Всматриваясь в дымную от лунного света степную даль, он перебирал в уме все возможные варианты боя и проверял себя: правильно ли он расположил ударные силы бойцов и не слишком ли далеко от станицы расставил засады. За пулемет он был спокоен, тупое, грозное рыло оружия смотрело на тракт. Рядом кто-то прокашлял: "Покурить бы…" Курить Жемчужный запретил. Это напряженное ожидание, шорохи, приглушенные голоса, покашливание, монотонная лунная тишина клонили ко сну.
Вспоминалось море… На глаза наплывала тяжелая балтийская волна с белопенным гребнем и откатывалась, бурля, за корму корабля… Броней, как плугом, отваливал крейсер пласты моря, будто пахал воды… Видел себя у горячей плиты около котлов со щами и кашей, когда служил коком. Жаркая служба! Каждый день менял фартук и колпак: комиссар любил гигиену. Видел себя в брезентовой робе у орудий, когда шли на Кронштадт.
В Петрограде, опоясанный крест-накрест лентой, потрясал маузером перед разными перекошенными от страха и злобы сытыми лицами. В глазах до сих пор поблескивают золотые погоны контры…
И уже в 20-м году был списан с флота: ударила по кости левой руки шальная пуля, рука подсохла чуть. Пока добирался до Челябы, до родного поселка Увельки, все помнил пустынный Невский проспект, набережные, мосты, бомбообразную махину Исаакиевского собора и Адмиралтейскую иглу, проткнувшую небо над главным штабом.
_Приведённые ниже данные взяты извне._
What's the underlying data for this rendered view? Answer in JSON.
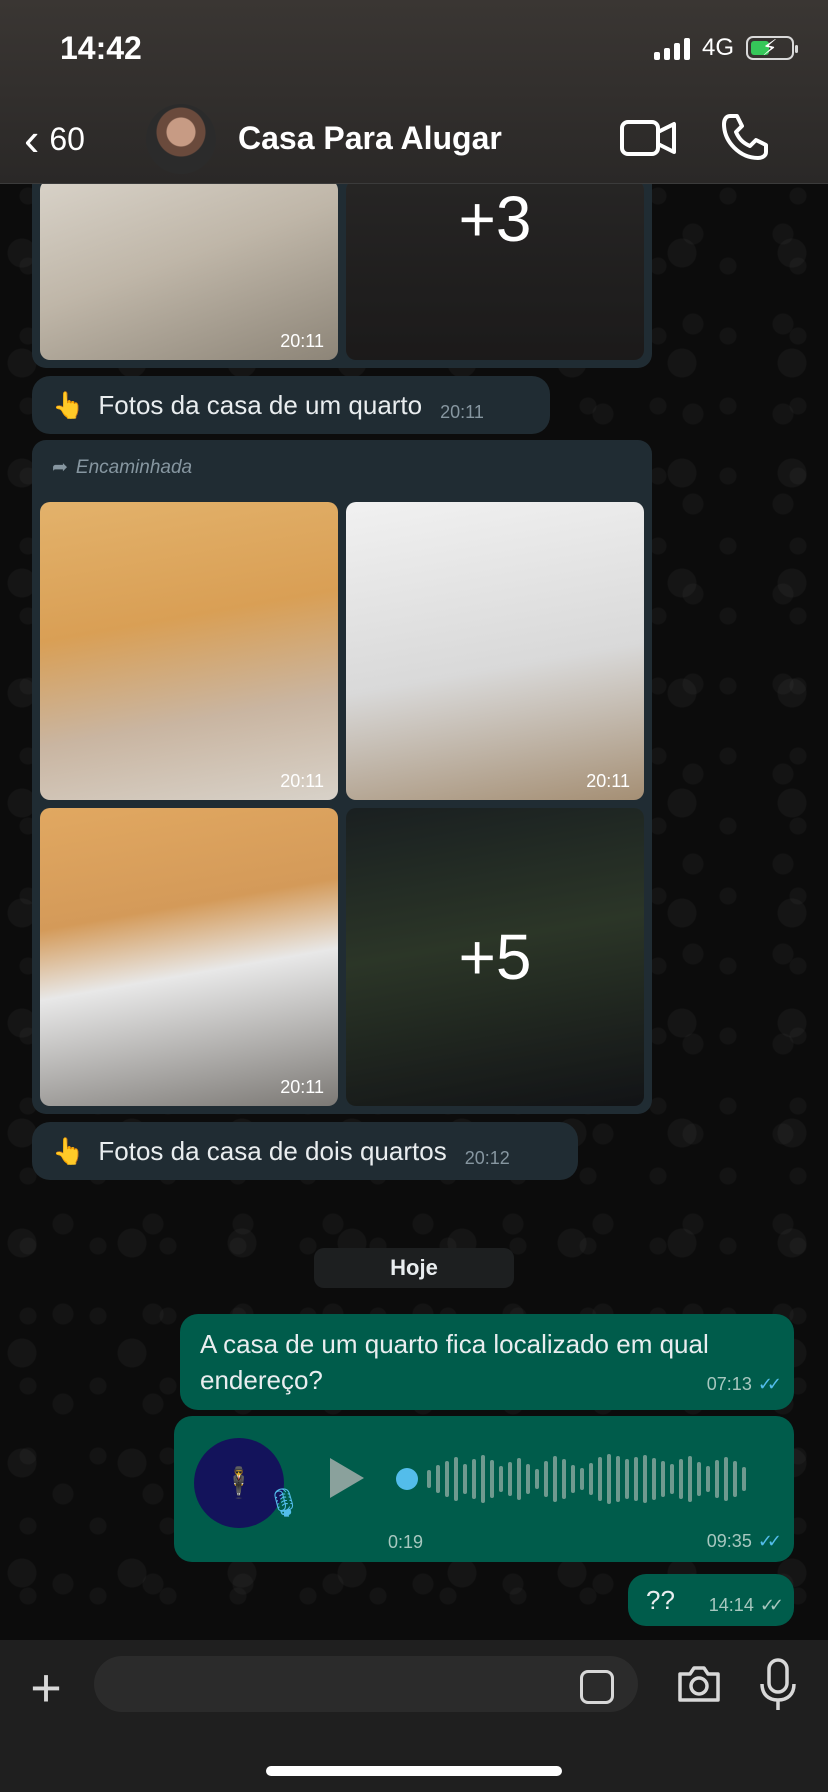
{
  "status_bar": {
    "time": "14:42",
    "network": "4G"
  },
  "header": {
    "back_count": "60",
    "contact_name": "Casa Para Alugar"
  },
  "album_top": {
    "time": "20:11",
    "more": "+3"
  },
  "caption1": {
    "emoji": "👆",
    "text": "Fotos da casa de um quarto",
    "time": "20:11"
  },
  "album_forwarded": {
    "forwarded_label": "Encaminhada",
    "times": [
      "20:11",
      "20:11",
      "20:11"
    ],
    "more": "+5"
  },
  "caption2": {
    "emoji": "👆",
    "text": "Fotos da casa de dois quartos",
    "time": "20:12"
  },
  "date_chip": "Hoje",
  "messages": [
    {
      "text": "A casa de um quarto fica localizado em qual endereço?",
      "time": "07:13"
    },
    {
      "voice_duration": "0:19",
      "time": "09:35"
    },
    {
      "text": "??",
      "time": "14:14"
    }
  ],
  "icons": {
    "video": "video-call-icon",
    "call": "phone-icon",
    "add": "plus-icon",
    "sticker": "sticker-icon",
    "camera": "camera-icon",
    "mic": "microphone-icon"
  },
  "colors": {
    "incoming_bubble": "#202c33",
    "outgoing_bubble": "#005c4b",
    "read_ticks": "#53bdeb"
  }
}
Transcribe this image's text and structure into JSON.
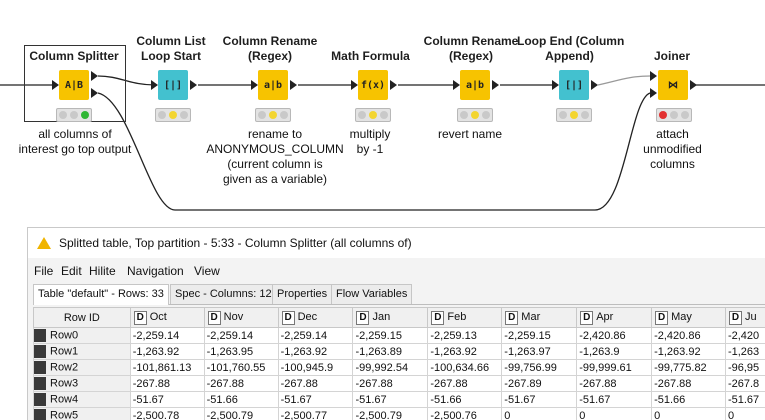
{
  "workflow": {
    "nodes": [
      {
        "title": "Column Splitter",
        "desc": "all columns of\ninterest go top output",
        "icon": "column-splitter-icon",
        "status": "green",
        "icon_glyph": "A|B"
      },
      {
        "title": "Column List\nLoop Start",
        "desc": "",
        "icon": "loop-start-icon",
        "status": "yellow",
        "icon_glyph": "[|]"
      },
      {
        "title": "Column Rename\n(Regex)",
        "desc": "rename to\nANONYMOUS_COLUMN\n(current column is\ngiven as a variable)",
        "icon": "rename-regex-icon",
        "status": "yellow",
        "icon_glyph": "a|b"
      },
      {
        "title": "Math Formula",
        "desc": "multiply\nby -1",
        "icon": "math-formula-icon",
        "status": "yellow",
        "icon_glyph": "f(x)"
      },
      {
        "title": "Column Rename\n(Regex)",
        "desc": "revert name",
        "icon": "rename-regex-icon",
        "status": "yellow",
        "icon_glyph": "a|b"
      },
      {
        "title": "Loop End (Column\nAppend)",
        "desc": "",
        "icon": "loop-end-icon",
        "status": "yellow",
        "icon_glyph": "[|]"
      },
      {
        "title": "Joiner",
        "desc": "attach\nunmodified\ncolumns",
        "icon": "joiner-icon",
        "status": "red",
        "icon_glyph": "⋈"
      }
    ]
  },
  "table_window": {
    "title": "Splitted table, Top partition - 5:33 - Column Splitter (all columns of)",
    "menu": [
      "File",
      "Edit",
      "Hilite",
      "Navigation",
      "View"
    ],
    "tabs": [
      "Table \"default\" - Rows: 33",
      "Spec - Columns: 12",
      "Properties",
      "Flow Variables"
    ],
    "columns": [
      "Row ID",
      "Oct",
      "Nov",
      "Dec",
      "Jan",
      "Feb",
      "Mar",
      "Apr",
      "May",
      "Ju"
    ],
    "column_type_letter": "D",
    "rows": [
      [
        "Row0",
        "-2,259.14",
        "-2,259.14",
        "-2,259.14",
        "-2,259.15",
        "-2,259.13",
        "-2,259.15",
        "-2,420.86",
        "-2,420.86",
        "-2,420"
      ],
      [
        "Row1",
        "-1,263.92",
        "-1,263.95",
        "-1,263.92",
        "-1,263.89",
        "-1,263.92",
        "-1,263.97",
        "-1,263.9",
        "-1,263.92",
        "-1,263"
      ],
      [
        "Row2",
        "-101,861.13",
        "-101,760.55",
        "-100,945.9",
        "-99,992.54",
        "-100,634.66",
        "-99,756.99",
        "-99,999.61",
        "-99,775.82",
        "-96,95"
      ],
      [
        "Row3",
        "-267.88",
        "-267.88",
        "-267.88",
        "-267.88",
        "-267.88",
        "-267.89",
        "-267.88",
        "-267.88",
        "-267.8"
      ],
      [
        "Row4",
        "-51.67",
        "-51.66",
        "-51.67",
        "-51.67",
        "-51.66",
        "-51.67",
        "-51.67",
        "-51.66",
        "-51.67"
      ],
      [
        "Row5",
        "-2,500.78",
        "-2,500.79",
        "-2,500.77",
        "-2,500.79",
        "-2,500.76",
        "0",
        "0",
        "0",
        "0"
      ]
    ]
  }
}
А из Челябы Совет направил сюда, в степь… Помнит еще - грустное… прощальное…
Пела утренняя птичка, вставал из-под земли огромный шар солнца. Шагал по пашне за плугом, понукал худую лошаденку. Отпахался. Вечером грустил около дымчатой сирени вместе с невестой Настенькой, приласкивал ее опухшее от слез бледное лицо. Слушал ее доверчивый тихий голос:
- Ну, что же ты меня поцеловать боишься?
Ее ладонь с белыми дрожащими пальцами почти вся упрятана в его большой сильной ладони. Помнит - стыдился. Под руку случайно попалась подкова. Сказал:
- Настенька! Вот сломаю подкову на счастье - поцелую.
Разломал-таки надвое. Услышал:
- Скорей бы уж ты отвоевался!.. Ждать надоело.
…Стая в сто пятьдесят сабель раскроила станицу и, встреченная пулеметным огнем, в пальбе и ругани завертелась на месте. Под громадной светлой луной, табунно ушибая землю копытами, озверело метались кони. Рассекая голубой лунный свет, мелькали поднятые сабли, они будто рубили луну, как кочан капусты. Гулко цокали пули, и с треском от заборов отлетали щепы. Звенели с хлопками выбитые стекла окон. В закрытых сараях протяжно мычали коровы, рвались с цепей, рыча и поскуливая, станичные псы. Жемчужный повел свой эскадрон в атаку. Рубились ожесточенно. Жемчужный выискивал Михайлу Кривобокова, он должен быть на белом коне, в белой папахе. Но вокруг все было серым от лунного света. В ночи прозвучала команда:
- Не упустить, взять живым Кривобокова!
Рубка начала затихать, бандитская стая откатывалась и рассыпалась по дворам, поближе к озерному берегу. Жемчужному доложили, что кривобоковский выкормыш засел с пулеметом на своем базу.
Жемчужный усмехнулся:
- Ничего… Долго не выдержит. Схватим.
Ночь гукала одинокими винтовочными выстрелами. Эскадронцы рассредоточились, заняв оборону на противоположной стороне станицы. Жемчужный отдышался, смахнул бескозыркой пот со щек, подумал: "Продержаться бы до утра". Потом ему пришла в голову запоздалая мысль: "Интересно, а где сейчас Оглоблин, жалкая душа?"